The President also set up a raft of tax measures to cushion the youth from the effects of the pandemic. Notably was the 100% pay-as-you-earn tax relief for employees earning less than Ksh. 28,000 per month. While this is welcome, questions have been raised over the 100% tax relief as it targets only those in formal employment, leaving out majority of the youth who work in the informal sector. The Central Bank of Kenya also ordered the delisting of Kenyans, who have defaulted their loans with less than Sh1,000 from Credit Reference Bureau (CRB). This might provide many previously listed young Kenyans with the opportunity to borrow from moneylenders during this time when sources of income are limited.

Young Parliamentarians may also introduce pandemic-specific legislation to help cushion young Kenyans from Covid-19. At the moment, there is only one Bill by the Senate Ad-hoc Committee on Covid-19 which seeks to among other things, provide for the establishment of a Pandemic Fund whenever a declaration of a pandemic is made. The Fund would serve as a mechanism for ensuring that there are adequate resources geared towards containing the spread and mitigating against the impact of a pandemic. The Bill also introduces socio-economic protective measures such as tax incentives, revision of contractual obligations during a pandemic, as well as labour relations to ensure the protection of the employee. Although criticised as highly ambitious, this Bill, which seeks to respond to not only the Covid-19 pandemic but also other pandemics in the future, is a good start to the possible ways in which young parliamentarians may intervene so as to help young people.
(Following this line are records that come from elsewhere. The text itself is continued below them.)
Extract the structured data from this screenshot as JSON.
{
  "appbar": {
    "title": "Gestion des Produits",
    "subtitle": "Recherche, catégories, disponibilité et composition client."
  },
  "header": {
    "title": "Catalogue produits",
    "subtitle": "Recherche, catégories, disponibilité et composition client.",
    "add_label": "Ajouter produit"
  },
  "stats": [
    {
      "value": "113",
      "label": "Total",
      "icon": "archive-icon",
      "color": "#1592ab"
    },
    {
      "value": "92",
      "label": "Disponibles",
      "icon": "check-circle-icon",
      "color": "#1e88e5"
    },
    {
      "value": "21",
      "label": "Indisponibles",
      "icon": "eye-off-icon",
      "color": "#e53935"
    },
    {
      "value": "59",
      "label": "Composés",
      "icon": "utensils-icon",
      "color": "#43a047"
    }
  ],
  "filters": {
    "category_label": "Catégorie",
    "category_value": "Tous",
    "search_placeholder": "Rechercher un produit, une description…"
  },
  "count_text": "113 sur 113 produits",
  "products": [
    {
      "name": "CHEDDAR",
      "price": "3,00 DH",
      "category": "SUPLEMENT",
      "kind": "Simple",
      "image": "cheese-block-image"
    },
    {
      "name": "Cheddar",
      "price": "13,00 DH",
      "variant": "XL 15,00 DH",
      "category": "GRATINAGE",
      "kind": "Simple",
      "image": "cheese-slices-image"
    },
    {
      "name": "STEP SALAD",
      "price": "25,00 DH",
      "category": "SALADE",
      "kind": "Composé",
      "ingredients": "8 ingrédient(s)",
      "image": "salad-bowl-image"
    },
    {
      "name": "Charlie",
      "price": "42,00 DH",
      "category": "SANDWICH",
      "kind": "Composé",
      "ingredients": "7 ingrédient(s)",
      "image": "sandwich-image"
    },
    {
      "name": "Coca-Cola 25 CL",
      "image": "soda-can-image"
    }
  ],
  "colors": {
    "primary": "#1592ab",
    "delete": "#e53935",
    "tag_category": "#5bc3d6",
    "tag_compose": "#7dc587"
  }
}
Further, youth participation in the political and governance process has been consistently low, which increases feelings of disgruntlement. The youth should be given means to air their views on the Bill and provide real and meaningful solutions to the problems that they face. Exclusion of the youth voice in the creation of laws and policies to contain the spread and effects of the coronavirus will only lead to disproportionate measures that will ultimately disadvantage the youth.